Setelah cukup bersih, dia menggendong dan memberikan ASI pada Haikal. Emir bangun dan menatap Nadya lembut. Lelaki itu mengelus puncak kepala Nadya dan mengecupnya. Dia menatap sang istri tepat di manik matanya.
Merasa dipandang terus terusan Nadya mendongak. Dia tersenyum dan bertanya, “Apa?”
“Jangan lupa abis Haikal bobo, kamunya juga langsung tidur.”
Nadya langsung mengangguk. Emir tak peduli lagi setelah itu, lelaki itu tidur dengan pulas setelah terbangun karena tangis Haikal.
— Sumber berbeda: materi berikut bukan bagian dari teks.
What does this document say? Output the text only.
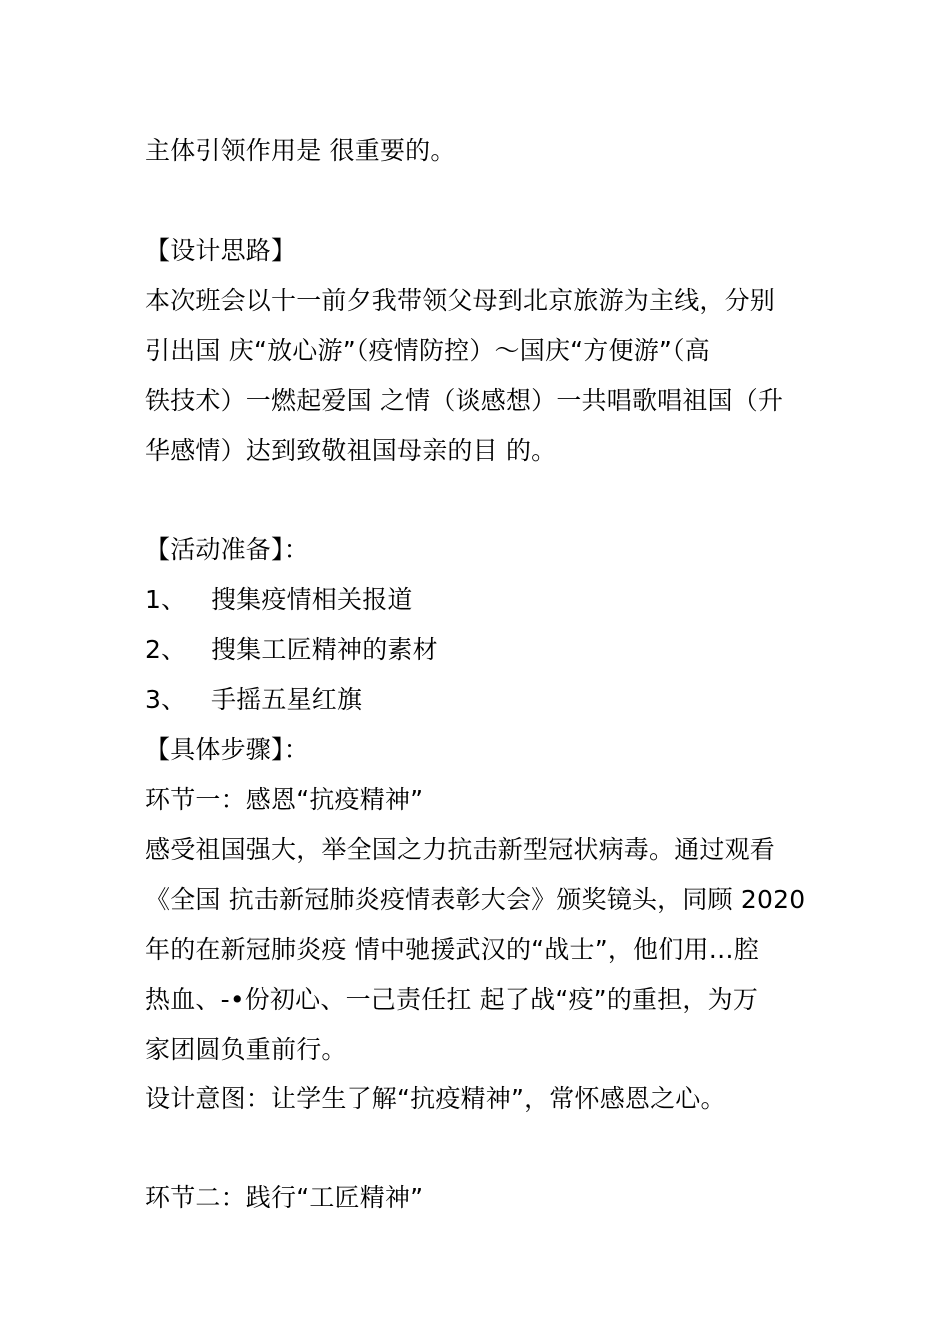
主体引领作用是 很重要的。
【设计思路】
本次班会以十一前夕我带领父母到北京旅游为主线，分别
引出国 庆“放心游”（疫情防控）〜国庆“方便游”（高
铁技术）一燃起爱国 之情（谈感想）一共唱歌唱祖国（升
华感情）达到致敬祖国母亲的目 的。
【活动准备】：
1、 搜集疫情相关报道
2、 搜集工匠精神的素材
3、 手摇五星红旗
【具体步骤】：
环节一：感恩“抗疫精神”
感受祖国强大，举全国之力抗击新型冠状病毒。通过观看
《全国 抗击新冠肺炎疫情表彰大会》颁奖镜头，同顾 2020
年的在新冠肺炎疫 情中驰援武汉的“战士”，他们用…腔
热血、-•份初心、一己责任扛 起了战“疫”的重担，为万
家团圆负重前行。
设计意图：让学生了解“抗疫精神”，常怀感恩之心。
环节二：践行“工匠精神”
Memasuki bulan ketiga, Nadya semakin kesal dengan Haikal. Dia makin jarang memberikan ASI dan menyuruh pengasuhnya untuk memberikan susu formula saja, melihat kesibukan Emir yang selalu saja membuatnya pusing, semakin membuat perempuan itu enggan mengurus putranya. Dia ingin perhatian lebih dari Emir. Rasanya mempunyai bayi terlalu cepat bagi Nadya. Seharusnya mereka tidak perlu cepat-cepat memiliki seorang bayi.
Nadya dengan sikap acuhnya pada Haikal kini mulai sibuk dengan desain bajunya. Dia pun kembali menjadi topik hangat di dunia selebritas.
“Ibu, Haikalnya nangis minta susu.” Pengasuh itu mendatangi Nadya yang baru saja duduk di kursi dapur. Dia baru pulang dari kerjaannya. Ini cukup petang dan membuat pengasuh itu kewalahan.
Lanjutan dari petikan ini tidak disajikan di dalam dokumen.